Elena Bordignon and Lisa Andreani

On the occasion of The Bubble Boy (Needs to Hug), the exhibition by Riccardo Previdi (Milan, 1974) at Quartz Studio in Turin, we have been going into some aspects of the artist’s work with the curator Lisa Andreani. The artist focused on the story of David Vetter, a kid born in the Seventies who lived the 12 years of his life always inside a sort of bubble, or a sterile containment bell jar, because affected by a disease called severe combined immunodeficiency, that did not allow him to have any contact with the outside world for the risk of contracting infections. Why bringing back a story that moved the entire world? We ask the curator Lisa Andreani about it.

Elena Bordignon: A. Pozzato, C. Knupfer, P. Tuttofuoco, M. Grimaldi and M. Buvoli: five smiling friends looking at an installation. This is basically the image presented by Riccardo Previdi’s exhibition at Quartz in Turin. Why did you chose that image? Does it has any emotional warmth?

Lisa Andreani: Actually no, that image did not represent for us any emotionally charged object, but, on the contrary, a point from which to restart.  As a matter of fact, that was put at the end of the last publication on the work of Riccardo Previdi, published on the occasion of his solo show at Villa Croce, although it represents the sprint of a start.   Point of departure and return, it encloses one of his first artist packaging. The bubble of Bubble Boy has been for us an evolution, a way to get back in game and to rethink action in terms of its formal and conceptual developments.

EB: The exhibition is introduced by the story (very sad, in my opinion) of David Vetter, the first and the most famous of the “bubble-children”, born in 1971 with a rare genetic disease shutting down his immune system. What is the relationship between that unfortunate short-lived child and the exhibition by Previdi?

LA: The bubble of David Vetter represents an historical artifice, of course a sad one, but also a revealing one, telling us about a need for deep-freezing and detachment that belongs to us under a thousand diversified forms. The circumscription of an apparently tangible place, without separations, whose transparency distract us, at first blush, from the opacity that passes through it. While watching one of the many documentaries about the story of the child circulating on Youtube, I was impressed by the moment when the child himself claimed “I don’ t have to clean my bubble”. Just enough ironic and razor-sharp.

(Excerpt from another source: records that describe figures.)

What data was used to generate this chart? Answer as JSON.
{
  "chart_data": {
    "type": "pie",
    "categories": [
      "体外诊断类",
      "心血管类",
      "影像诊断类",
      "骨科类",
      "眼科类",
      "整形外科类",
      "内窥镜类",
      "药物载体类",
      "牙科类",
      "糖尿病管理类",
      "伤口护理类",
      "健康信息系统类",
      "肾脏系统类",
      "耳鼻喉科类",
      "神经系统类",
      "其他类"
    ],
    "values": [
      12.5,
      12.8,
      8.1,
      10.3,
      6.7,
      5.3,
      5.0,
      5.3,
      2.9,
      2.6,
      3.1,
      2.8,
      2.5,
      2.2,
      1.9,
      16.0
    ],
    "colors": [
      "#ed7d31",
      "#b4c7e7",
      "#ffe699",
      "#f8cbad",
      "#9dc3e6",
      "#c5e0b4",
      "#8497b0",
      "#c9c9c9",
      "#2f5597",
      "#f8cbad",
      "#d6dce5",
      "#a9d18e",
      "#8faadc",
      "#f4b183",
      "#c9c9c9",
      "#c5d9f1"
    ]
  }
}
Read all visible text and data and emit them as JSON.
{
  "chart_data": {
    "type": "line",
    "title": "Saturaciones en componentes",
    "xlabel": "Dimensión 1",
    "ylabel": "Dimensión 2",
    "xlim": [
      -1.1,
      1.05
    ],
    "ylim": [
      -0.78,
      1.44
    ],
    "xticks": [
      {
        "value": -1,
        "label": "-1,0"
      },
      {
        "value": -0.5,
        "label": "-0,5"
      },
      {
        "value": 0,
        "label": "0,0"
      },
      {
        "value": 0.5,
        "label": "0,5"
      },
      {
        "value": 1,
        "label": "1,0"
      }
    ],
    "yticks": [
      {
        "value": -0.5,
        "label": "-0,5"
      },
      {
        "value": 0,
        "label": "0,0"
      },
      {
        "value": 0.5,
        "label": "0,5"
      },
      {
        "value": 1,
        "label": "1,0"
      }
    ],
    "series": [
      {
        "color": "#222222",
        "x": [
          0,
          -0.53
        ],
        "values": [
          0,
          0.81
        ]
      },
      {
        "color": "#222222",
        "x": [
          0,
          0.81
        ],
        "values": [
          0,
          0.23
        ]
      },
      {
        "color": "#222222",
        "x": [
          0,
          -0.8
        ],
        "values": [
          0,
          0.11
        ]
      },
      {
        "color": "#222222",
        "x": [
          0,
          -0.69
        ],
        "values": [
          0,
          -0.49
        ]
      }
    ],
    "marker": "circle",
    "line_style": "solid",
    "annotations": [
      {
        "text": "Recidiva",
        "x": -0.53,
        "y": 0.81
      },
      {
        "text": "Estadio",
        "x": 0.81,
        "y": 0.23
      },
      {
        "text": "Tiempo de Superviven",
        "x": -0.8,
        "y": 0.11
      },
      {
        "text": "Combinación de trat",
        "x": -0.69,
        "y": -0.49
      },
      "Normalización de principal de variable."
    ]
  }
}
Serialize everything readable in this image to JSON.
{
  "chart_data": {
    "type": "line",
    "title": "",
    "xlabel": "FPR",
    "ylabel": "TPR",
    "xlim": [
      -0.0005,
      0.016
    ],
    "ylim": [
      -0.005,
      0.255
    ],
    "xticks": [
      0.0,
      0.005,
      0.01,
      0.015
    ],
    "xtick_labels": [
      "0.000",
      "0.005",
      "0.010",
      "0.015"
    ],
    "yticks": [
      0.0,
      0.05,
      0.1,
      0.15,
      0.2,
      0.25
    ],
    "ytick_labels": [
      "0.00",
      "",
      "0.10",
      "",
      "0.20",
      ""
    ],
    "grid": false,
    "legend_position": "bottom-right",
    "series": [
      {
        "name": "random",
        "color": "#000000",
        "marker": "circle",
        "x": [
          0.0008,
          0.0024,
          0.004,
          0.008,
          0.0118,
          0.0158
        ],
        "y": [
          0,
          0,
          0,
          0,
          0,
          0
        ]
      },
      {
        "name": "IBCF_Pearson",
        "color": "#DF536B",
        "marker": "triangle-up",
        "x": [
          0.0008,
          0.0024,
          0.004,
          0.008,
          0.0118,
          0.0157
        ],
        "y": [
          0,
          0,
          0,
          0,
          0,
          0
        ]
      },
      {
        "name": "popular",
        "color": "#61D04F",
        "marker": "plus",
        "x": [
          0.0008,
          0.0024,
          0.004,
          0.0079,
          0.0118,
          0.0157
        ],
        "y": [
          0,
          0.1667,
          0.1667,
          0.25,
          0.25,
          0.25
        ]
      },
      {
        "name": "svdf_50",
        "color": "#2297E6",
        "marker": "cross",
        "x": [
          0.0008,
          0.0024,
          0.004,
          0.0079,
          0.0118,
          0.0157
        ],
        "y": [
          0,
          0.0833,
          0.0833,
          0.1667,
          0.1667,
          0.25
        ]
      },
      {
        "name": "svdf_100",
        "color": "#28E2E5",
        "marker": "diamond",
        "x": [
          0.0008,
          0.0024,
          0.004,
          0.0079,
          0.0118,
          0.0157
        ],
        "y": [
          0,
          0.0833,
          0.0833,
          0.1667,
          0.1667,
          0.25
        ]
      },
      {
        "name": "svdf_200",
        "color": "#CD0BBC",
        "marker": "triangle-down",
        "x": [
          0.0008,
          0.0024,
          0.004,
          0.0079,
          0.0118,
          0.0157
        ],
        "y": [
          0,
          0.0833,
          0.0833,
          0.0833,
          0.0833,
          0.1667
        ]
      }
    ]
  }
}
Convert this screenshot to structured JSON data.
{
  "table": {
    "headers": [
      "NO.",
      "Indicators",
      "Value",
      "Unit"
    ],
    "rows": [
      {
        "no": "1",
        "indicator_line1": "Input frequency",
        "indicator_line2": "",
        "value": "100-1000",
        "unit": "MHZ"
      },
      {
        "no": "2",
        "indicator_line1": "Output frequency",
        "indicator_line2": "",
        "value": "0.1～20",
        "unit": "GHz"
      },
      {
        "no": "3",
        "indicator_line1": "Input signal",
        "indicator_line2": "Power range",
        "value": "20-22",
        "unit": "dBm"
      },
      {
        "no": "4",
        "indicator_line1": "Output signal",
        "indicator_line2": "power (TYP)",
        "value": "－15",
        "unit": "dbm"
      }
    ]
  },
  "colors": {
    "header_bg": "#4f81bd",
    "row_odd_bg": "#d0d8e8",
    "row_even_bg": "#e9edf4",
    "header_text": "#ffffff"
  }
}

The bubble represents that habitable place that we compose and we tailor on ourselves. It is dazzling because it is an oasis of pleasure, but the utopia of fairy-tale seems to need being updated continuously. We and our everything appear powerful, fit and healthy at the right point, but actually the foundation remains bitter. However, as David says, we do not need to clean up our bubble.

EB: The tangency of design and architecture within Previdi’s research has always been known. Does this aspect of his work emerge in this occasion too?

LA: I personally think it only partially does so. It is true that the bubble is an architectonic element that had absorbed various functions and had taken different shapes across the years, but just because we have considered the exhibition a new starting point, we decided to move away from it. Initially, in fact, the publication we are working at aimed to guide us through a chronology of the bubble, eventually we ended up reflecting on our specific case. To present once again the connection between Riccardo’s work and that research on architecture did not make sense, in particular considering what the actual production of the work turned out to be. The central points remain instead the relationship with the digital dimension, the layers, the invasiveness and the imprecision of the machine in measuring the human body.

EB: Can you tell me briefly what did the artist show?

LA: The artist showed a 1:1 scale self-portrait carried out in mdf by using  a 3D printing technique, after a scansion of his entire body. Taking part in the entire production process of the work was fundamental, the actualization of all the conversations we previously had. The various layers, left faulty on purpose, emphasize a reduction, a bequest that the machine admits to realize. The sculpture much recalls the works by Mario Ceroli, its dreamy look, sad at times, is made ironic and super cool by the bubble harnessed onto the body. On the background, a grimace, equally bittersweet, evokes the colors of Actimel, the infallible yogurt for strengthening your immune defense. The canvas merges with the wall from which two long geometric arms grow. It is the warm hug that the Bubble Boy asks and gives us, by partially compressing the space and us inside it, while, with his reassuring smile, he stays there and keeps on staring at us.